Gillula worries about how law enforcement could eventually use the data collected by fitness trackers and other wearables.

"If for some reason you were suspected of something, the government could compel a company to provide data. It's one more trail of data, and just as much as it could be used to help you, it could be used against you," Gillula says. "It's not that I'm concerned about the government maliciously going after people, but where there's a ton of data and a ton of bureaucracy, it's not that difficult for someone to get unintentionally caught up in it."

There's also a notable absence of laws governing the makers or wearable gadgets and fitness trackers and restricting what they can collect and do with user data — though one N.Y. senator recently called on the FTC to investigate the data collection and sharing practices of fitness device makers and app developers.

The best place to begin protecting your privacy when using wearables is a manufacturer or provider's privacy policy. Unfortunately, most privacy policies aren't exactly consumer-friendly. (For more details on wearable-tech privacy policies, read: "How to Read (and Actually Understand) a Wearable Tech Privacy Policy.")

 "They're geared towards regulatory concerns, so they're sometimes very complicated and long," Intel's Zefo says. "For the average user, they're a little bit difficult to cut through." 

Even if you can't understand or dissect a company's privacy policy, it's a good idea to make sure they offer one. In fact, Symantec's Haley says checking to see that a policy exists is "even more important than actually reading it."
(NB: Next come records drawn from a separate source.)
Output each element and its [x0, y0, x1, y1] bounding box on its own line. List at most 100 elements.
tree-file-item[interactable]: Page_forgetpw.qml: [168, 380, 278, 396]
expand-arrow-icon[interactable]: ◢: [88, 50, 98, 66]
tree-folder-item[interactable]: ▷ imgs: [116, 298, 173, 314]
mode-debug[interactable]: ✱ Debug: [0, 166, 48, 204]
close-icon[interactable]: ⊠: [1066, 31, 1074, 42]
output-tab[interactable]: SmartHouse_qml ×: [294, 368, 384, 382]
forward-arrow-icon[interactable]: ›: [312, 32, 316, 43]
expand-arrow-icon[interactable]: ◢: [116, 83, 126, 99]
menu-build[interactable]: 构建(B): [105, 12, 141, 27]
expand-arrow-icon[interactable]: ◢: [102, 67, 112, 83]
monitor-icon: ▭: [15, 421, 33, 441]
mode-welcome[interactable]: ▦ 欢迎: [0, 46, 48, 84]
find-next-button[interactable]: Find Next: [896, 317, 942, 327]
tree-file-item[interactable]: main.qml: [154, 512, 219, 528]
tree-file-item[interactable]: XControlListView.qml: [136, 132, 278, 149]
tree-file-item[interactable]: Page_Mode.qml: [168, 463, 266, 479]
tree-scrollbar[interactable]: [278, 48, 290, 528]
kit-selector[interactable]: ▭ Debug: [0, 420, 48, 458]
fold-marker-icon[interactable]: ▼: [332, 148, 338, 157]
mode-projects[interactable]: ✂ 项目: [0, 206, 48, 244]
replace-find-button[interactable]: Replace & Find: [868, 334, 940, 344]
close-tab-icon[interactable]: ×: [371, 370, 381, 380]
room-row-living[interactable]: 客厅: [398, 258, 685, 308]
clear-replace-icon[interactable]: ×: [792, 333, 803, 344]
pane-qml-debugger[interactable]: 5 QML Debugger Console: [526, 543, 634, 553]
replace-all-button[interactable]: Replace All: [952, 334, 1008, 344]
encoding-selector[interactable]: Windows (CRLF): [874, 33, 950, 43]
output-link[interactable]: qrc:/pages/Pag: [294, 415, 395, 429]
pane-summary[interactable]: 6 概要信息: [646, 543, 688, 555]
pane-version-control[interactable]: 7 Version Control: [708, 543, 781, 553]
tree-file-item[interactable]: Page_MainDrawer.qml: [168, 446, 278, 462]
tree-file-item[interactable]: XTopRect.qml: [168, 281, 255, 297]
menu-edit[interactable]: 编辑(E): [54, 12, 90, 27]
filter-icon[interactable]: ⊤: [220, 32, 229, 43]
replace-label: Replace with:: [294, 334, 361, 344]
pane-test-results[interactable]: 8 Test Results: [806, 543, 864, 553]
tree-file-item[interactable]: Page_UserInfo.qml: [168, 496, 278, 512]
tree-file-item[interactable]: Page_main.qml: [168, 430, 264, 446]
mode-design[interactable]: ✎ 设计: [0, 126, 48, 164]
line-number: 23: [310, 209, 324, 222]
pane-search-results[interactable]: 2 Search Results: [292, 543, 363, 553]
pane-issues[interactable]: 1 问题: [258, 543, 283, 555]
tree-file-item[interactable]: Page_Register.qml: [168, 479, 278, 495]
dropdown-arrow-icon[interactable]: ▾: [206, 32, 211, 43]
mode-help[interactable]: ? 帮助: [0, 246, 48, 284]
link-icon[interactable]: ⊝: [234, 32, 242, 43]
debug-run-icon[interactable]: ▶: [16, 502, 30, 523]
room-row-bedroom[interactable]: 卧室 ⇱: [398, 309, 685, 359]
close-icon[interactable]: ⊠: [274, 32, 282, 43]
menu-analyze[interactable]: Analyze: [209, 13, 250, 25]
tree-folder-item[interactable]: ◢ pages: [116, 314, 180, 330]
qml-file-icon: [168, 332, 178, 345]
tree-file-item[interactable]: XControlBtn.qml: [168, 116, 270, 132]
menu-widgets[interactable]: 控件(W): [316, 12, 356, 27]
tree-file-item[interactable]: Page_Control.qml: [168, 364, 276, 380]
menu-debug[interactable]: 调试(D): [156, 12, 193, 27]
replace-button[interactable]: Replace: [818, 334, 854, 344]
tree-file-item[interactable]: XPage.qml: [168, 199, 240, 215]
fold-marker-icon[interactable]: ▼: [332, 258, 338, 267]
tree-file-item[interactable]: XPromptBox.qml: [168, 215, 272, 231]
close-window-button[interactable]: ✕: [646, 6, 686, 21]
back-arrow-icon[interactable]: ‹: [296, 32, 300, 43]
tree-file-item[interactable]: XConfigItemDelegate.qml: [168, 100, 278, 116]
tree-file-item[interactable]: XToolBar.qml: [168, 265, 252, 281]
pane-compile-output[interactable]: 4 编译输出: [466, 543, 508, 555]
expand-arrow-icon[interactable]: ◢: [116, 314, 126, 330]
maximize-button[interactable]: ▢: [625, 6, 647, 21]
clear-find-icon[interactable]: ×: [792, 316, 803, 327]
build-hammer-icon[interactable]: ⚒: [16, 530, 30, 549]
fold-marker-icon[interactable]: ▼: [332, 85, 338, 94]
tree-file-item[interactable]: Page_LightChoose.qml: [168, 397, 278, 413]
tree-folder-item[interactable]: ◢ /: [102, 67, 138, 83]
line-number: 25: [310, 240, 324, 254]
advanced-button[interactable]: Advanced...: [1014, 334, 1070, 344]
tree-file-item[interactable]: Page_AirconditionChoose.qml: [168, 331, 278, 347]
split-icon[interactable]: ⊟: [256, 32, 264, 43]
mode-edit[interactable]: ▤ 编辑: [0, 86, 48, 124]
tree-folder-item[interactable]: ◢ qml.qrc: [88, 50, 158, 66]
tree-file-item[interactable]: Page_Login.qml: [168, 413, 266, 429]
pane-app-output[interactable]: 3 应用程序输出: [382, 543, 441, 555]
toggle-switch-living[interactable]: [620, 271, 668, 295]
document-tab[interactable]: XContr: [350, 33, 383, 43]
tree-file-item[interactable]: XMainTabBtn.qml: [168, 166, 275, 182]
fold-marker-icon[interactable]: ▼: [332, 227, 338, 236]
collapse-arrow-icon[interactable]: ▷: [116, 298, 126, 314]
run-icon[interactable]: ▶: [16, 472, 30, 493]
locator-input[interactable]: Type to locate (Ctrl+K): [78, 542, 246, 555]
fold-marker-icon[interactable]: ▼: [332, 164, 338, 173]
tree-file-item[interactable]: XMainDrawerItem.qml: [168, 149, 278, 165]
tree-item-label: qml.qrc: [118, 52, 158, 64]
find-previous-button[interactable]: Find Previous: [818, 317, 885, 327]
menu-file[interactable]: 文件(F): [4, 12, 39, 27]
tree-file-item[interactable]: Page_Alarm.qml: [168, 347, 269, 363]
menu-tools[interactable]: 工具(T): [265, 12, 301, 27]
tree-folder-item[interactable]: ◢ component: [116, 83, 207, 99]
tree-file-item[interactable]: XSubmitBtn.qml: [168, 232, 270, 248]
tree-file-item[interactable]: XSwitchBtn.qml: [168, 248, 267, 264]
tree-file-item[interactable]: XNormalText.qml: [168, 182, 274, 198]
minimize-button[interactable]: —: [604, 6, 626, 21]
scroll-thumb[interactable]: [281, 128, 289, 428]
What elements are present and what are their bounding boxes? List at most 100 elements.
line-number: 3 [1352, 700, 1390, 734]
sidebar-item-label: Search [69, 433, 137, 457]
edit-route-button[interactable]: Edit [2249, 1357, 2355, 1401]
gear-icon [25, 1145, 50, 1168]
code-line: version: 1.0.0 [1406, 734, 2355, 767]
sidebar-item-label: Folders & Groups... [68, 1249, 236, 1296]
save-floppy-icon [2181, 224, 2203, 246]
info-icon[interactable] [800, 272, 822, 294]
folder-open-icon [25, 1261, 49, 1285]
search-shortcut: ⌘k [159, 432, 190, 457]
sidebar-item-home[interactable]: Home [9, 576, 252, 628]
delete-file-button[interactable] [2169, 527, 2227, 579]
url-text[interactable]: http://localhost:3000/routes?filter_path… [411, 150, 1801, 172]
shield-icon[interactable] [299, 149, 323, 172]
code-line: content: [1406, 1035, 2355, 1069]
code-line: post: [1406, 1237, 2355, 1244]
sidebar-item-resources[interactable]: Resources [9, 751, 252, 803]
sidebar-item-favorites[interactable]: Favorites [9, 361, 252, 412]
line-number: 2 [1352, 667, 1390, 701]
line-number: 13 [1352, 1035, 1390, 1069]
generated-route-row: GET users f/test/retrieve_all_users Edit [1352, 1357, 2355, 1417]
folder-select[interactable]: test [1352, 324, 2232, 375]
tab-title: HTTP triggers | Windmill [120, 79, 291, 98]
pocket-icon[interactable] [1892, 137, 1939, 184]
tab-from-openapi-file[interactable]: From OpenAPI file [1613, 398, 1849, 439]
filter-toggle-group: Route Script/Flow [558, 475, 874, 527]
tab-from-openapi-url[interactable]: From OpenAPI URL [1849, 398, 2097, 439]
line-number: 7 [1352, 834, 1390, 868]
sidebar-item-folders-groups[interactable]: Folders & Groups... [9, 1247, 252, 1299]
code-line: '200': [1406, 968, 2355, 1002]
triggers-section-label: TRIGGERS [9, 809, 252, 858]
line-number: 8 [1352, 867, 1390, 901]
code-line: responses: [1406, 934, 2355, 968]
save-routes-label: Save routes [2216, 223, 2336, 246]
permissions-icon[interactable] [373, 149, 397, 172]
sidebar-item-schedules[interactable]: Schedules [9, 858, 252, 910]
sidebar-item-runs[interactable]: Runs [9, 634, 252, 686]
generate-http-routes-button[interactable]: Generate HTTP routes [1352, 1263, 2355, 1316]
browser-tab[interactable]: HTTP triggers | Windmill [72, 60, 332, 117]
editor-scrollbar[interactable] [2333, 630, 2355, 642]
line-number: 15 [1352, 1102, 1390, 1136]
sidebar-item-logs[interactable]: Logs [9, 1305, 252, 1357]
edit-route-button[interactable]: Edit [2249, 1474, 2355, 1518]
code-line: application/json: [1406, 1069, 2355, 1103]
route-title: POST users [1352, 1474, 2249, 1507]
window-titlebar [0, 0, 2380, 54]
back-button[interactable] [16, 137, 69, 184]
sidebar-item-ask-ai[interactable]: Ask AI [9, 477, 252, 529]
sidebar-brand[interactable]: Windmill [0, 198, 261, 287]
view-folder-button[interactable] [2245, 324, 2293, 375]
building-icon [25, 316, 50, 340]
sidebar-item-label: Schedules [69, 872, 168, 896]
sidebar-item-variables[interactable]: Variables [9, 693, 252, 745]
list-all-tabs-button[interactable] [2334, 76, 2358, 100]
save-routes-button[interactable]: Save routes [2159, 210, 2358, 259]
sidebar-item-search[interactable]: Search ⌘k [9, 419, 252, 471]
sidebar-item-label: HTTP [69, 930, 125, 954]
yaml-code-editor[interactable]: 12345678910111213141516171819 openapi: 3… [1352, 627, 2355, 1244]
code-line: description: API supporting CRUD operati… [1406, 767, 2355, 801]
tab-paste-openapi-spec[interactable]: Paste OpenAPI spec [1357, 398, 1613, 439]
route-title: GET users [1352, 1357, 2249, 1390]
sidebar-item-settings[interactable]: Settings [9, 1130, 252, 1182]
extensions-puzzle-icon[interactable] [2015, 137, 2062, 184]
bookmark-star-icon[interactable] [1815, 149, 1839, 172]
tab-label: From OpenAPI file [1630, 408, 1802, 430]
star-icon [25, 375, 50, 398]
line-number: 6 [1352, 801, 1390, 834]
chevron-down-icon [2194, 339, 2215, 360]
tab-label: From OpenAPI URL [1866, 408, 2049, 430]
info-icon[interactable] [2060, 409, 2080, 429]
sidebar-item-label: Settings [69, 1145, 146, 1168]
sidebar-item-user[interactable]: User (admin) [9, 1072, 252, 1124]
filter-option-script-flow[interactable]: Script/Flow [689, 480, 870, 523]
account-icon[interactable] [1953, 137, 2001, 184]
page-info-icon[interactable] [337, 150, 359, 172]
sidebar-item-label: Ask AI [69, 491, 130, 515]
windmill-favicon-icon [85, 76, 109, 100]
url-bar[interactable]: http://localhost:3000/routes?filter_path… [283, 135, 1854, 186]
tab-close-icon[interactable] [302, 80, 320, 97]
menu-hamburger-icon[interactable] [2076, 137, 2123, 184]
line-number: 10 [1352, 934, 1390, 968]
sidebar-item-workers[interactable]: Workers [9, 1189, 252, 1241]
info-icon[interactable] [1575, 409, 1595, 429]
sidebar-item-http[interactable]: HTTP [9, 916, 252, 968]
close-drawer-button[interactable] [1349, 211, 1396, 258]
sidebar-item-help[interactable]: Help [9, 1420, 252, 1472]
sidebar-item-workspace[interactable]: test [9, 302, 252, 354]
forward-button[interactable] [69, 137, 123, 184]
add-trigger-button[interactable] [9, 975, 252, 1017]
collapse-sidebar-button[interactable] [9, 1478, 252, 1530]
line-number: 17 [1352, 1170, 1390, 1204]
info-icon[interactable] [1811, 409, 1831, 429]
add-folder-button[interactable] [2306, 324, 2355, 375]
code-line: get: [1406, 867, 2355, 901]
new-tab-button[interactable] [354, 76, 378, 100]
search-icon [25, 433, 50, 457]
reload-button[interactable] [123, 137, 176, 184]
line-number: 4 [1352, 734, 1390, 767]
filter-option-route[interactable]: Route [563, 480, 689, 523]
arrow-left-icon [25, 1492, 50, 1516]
Adds Gillula: "If you look for a privacy policy and can't easily find one on a provider's website, you may want to be wary of handing over your personal data."

Of all the popular fitness apps Symantec examined in its report on the quantified self movement, more than half (52 percent) didn't offer privacy policies.

"Most companies should realize by now that it's an important thing to do," Gillula says. "If a privacy policy isn't readily available, I would definitely shy away from that. It indicates that they're not taking privacy very seriously."

Of course, not everyone thinks you need to worry about the security and privacy of your fitness data. And some people may choose not to read any privacy policies.

Florian Gschwandtner isn't worried about privacy. He's the CEO of Runtastic, which makes a number of fitness tracking devices, including the new Orbit fitness band and a connected scale called Libra, as well as a collection of fitness apps for iOS, Android, Windows Phone and BlackBerry.

Gschwandtner has been using fitness trackers for years and has experimented with many of the most popular options, but privacy has never been a concern.

"I never really cared about data [collection]. I'm happy to share it," he says. "I see both sides of it, but I see more benefits than risk. The important thing is that the end user decides what they want to do with the data and with whom they share the data."

When asked specifically about privacy policies, Gschwandtner says, "It's almost impossible for users to read and understand privacy policies. All of the [services] I use, it doesn't matter if it's Netlfix or whatever, I don't read privacy policies. I wouldn't understand it without a lawyer."

The Runtastic CEO was clear, though, that his company takes data security and privacy seriously. Whenever Runtastic collects data, it gets approval first via opt-in options. To Runtastic's credit, it makes its privacy policy easy to find — there is a link to the policy, in all capital letters, at the bottom of the company's home page.

Wearables and fitness trackers undeniably shine a new light on the challenge of securing all of the information we allow our devices to collect. It may be time to think differently about privacy and the way you use tracking device in the future – but it's not time to panic, either.

"I don't think you need to go to extremes. Take basic precautions," Haley says. "Use a good password. Don't have things [like Wi-Fi and Bluetooth] turned on if they don't need to be. Don't make [your device] personally identifiable. Don't share info on social media sites…Those are the simple things that go a long way.